JPH0846833A - Camera with line of sight detecting function - Google Patents

Abstract

PURPOSE:To reduce the fatigue of a photographer also to confirm an AF/AE area for execution of line of sight trackjng AF/AE function by displaying/ erasing an AF/AE area frame showing the AF/AE area on a finder screen in response to the operating environment. CONSTITUTION:The objects can be focused in the AF/AE areas 2 and 3 and also the AE is performed in these areas. At the same time, an AF/AE area frame 3a is shown at watch point and the areas 2 and 3 always move in reponse to the shift of line of sight. In a normal line of sight tracking mode, the AF/AE can be performed on a finder display screen 1 at watch point with no display of the frame 3a. Then the areas 2 and 3 are fixed when line of sight AF/AE frame lock SW is pushed. In an AF/AE area lock mode, the frame 3a is shown in a finder.

Description

Detailed Description of the Invention

[0001]

BACKGROUND OF THE INVENTION 1. Field of the Invention The present invention relates to a camera having a visual axis detecting function, such as a video camera or a still camera having a visual axis detecting function.

[0002]

2. Description of the Related Art Conventionally, a camera such as a video camera or a still camera, which is provided in a viewfinder screen of these cameras, selects an index indicating a function such as zoom or fade with a line of sight to execute the function. There has been proposed a line-of-sight detection device used for a so-called line-of-sight input function, such as focusing on a gazing point on the finder screen. Hereinafter, one of the principles of this visual axis detection device will be described.

FIG. 5A is a principle view (top view) of the visual axis detection method, and FIG. 5B is a principle view (side view) of the visual axis detection method.

In FIGS. 5A and 5B, 506a,
Reference numeral 506b is a light source such as a light emitting diode (IRED) that emits infrared light that is insensitive to the observer, and each light source is substantially symmetrical to the optical axis of the imaging lens 511 in the x direction (horizontal direction) ( (See FIG. 5A), and slightly below the y direction (vertical direction) (see FIG. 5B), the observer's eye 508 is divergently irradiated.

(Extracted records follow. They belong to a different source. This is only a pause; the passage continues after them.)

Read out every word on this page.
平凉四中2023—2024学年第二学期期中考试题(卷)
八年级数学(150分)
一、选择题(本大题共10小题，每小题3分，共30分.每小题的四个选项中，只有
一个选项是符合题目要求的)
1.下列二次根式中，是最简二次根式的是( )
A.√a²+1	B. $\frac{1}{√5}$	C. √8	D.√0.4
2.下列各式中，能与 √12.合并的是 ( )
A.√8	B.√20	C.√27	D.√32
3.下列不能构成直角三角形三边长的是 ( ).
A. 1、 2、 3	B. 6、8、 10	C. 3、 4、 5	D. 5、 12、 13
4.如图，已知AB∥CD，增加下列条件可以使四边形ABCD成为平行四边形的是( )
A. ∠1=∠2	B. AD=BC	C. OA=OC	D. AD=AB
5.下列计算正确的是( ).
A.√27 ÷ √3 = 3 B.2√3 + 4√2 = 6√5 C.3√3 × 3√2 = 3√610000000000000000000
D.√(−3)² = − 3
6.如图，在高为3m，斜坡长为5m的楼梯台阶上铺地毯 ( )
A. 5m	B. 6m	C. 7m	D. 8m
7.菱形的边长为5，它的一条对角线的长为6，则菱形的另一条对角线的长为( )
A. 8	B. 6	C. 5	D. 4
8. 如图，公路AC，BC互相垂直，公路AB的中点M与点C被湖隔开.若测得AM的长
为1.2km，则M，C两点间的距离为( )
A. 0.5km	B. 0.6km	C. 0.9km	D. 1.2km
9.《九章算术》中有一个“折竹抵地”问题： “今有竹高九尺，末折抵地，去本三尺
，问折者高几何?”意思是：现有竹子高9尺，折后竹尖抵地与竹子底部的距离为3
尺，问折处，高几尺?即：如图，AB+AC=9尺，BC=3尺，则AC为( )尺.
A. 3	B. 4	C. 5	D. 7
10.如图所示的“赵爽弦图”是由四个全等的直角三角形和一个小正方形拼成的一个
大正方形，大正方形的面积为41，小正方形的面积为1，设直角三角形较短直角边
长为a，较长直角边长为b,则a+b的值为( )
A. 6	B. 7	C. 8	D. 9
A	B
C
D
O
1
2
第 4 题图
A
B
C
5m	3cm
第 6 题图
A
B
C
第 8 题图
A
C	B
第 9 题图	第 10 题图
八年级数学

A part of the illumination light reflected by the eyeball 508 is imaged by the image forming lens 511.
Image on 12. FIG. 6A shows an image sensor 512.
FIG. 6B is an output intensity diagram of the image sensor 512. FIG.

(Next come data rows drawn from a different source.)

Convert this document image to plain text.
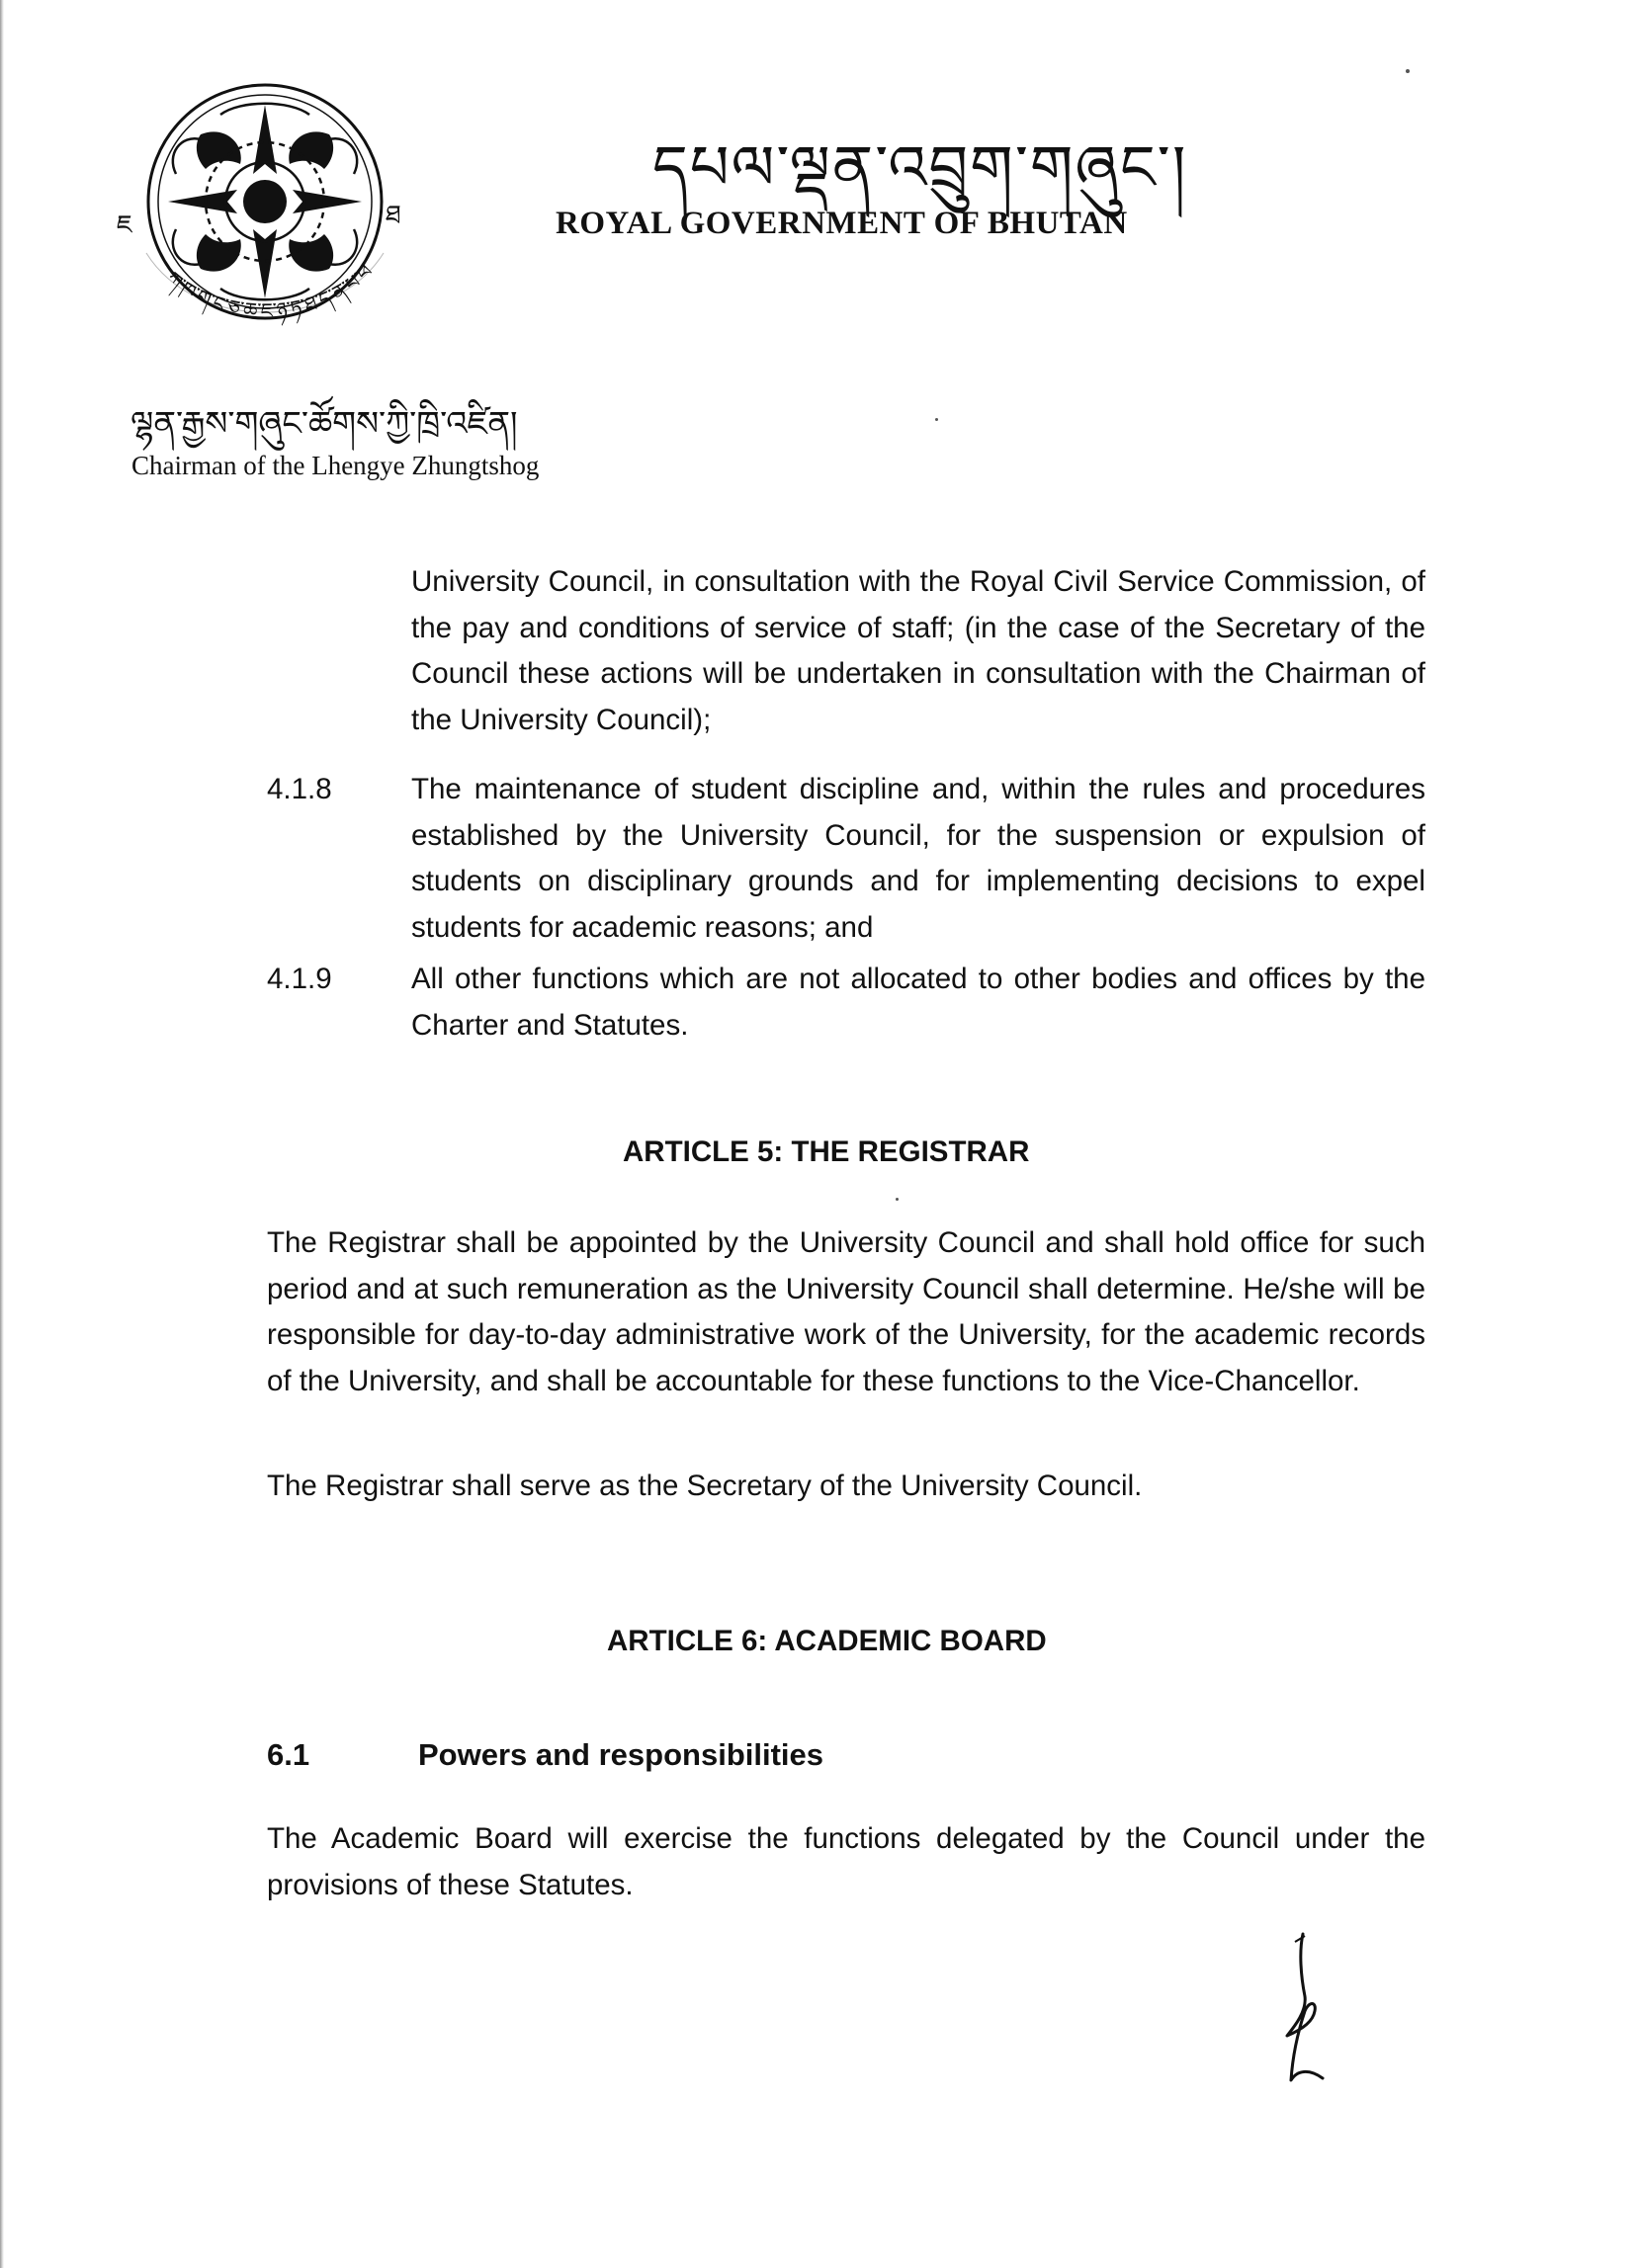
ཇ	ཐ
ཀ་ཁ་ག་ང་ཅ་ཆ་ཇ་ཉ་ཏ་ཐ་ད་ན་པ་ཕ
དཔལ་ལྡན་འབྲུག་གཞུང་།
ROYAL GOVERNMENT OF BHUTAN
ལྷན་རྒྱས་གཞུང་ཚོགས་ཀྱི་ཁྲི་འཛིན།
Chairman of the Lhengye Zhungtshog

University Council, in consultation with the Royal Civil Service Commission, of the pay and conditions of service of staff; (in the case of the Secretary of the Council these actions will be undertaken in consultation with the Chairman of the University Council);

4.1.8	The maintenance of student discipline and, within the rules and procedures established by the University Council, for the suspension or expulsion of students on disciplinary grounds and for implementing decisions to expel students for academic reasons; and

4.1.9	All other functions which are not allocated to other bodies and offices by the Charter and Statutes.

ARTICLE 5: THE REGISTRAR

The Registrar shall be appointed by the University Council and shall hold office for such period and at such remuneration as the University Council shall determine. He/she will be responsible for day-to-day administrative work of the University, for the academic records of the University, and shall be accountable for these functions to the Vice-Chancellor.

The Registrar shall serve as the Secretary of the University Council.

ARTICLE 6: ACADEMIC BOARD
6.1	Powers and responsibilities

The Academic Board will exercise the functions delegated by the Council under the provisions of these Statutes.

A method of detecting the line of sight will be described below with reference to the drawings. Considering the horizontal plane first, in FIG.
The infrared light emitted from 06b illuminates the cornea 510 of the eyeball 508 of the observer. At this time, the cornea reflection image d (virtual image) formed by the infrared light reflected on the surface of the cornea 510 is condensed by the imaging lens 511, and the image sensor 51
The image is formed at the position d'on the position 2. Similarly, the infrared light emitted from the light source 506a illuminates the cornea 510 of the eyeball 508.
At this time, the corneal reflection image e (virtual image) formed by the infrared light reflected on the surface of the cornea 510 is the imaging lens 511.
The light is condensed by the image sensor and forms an image at a position e ′ on the image sensor 512.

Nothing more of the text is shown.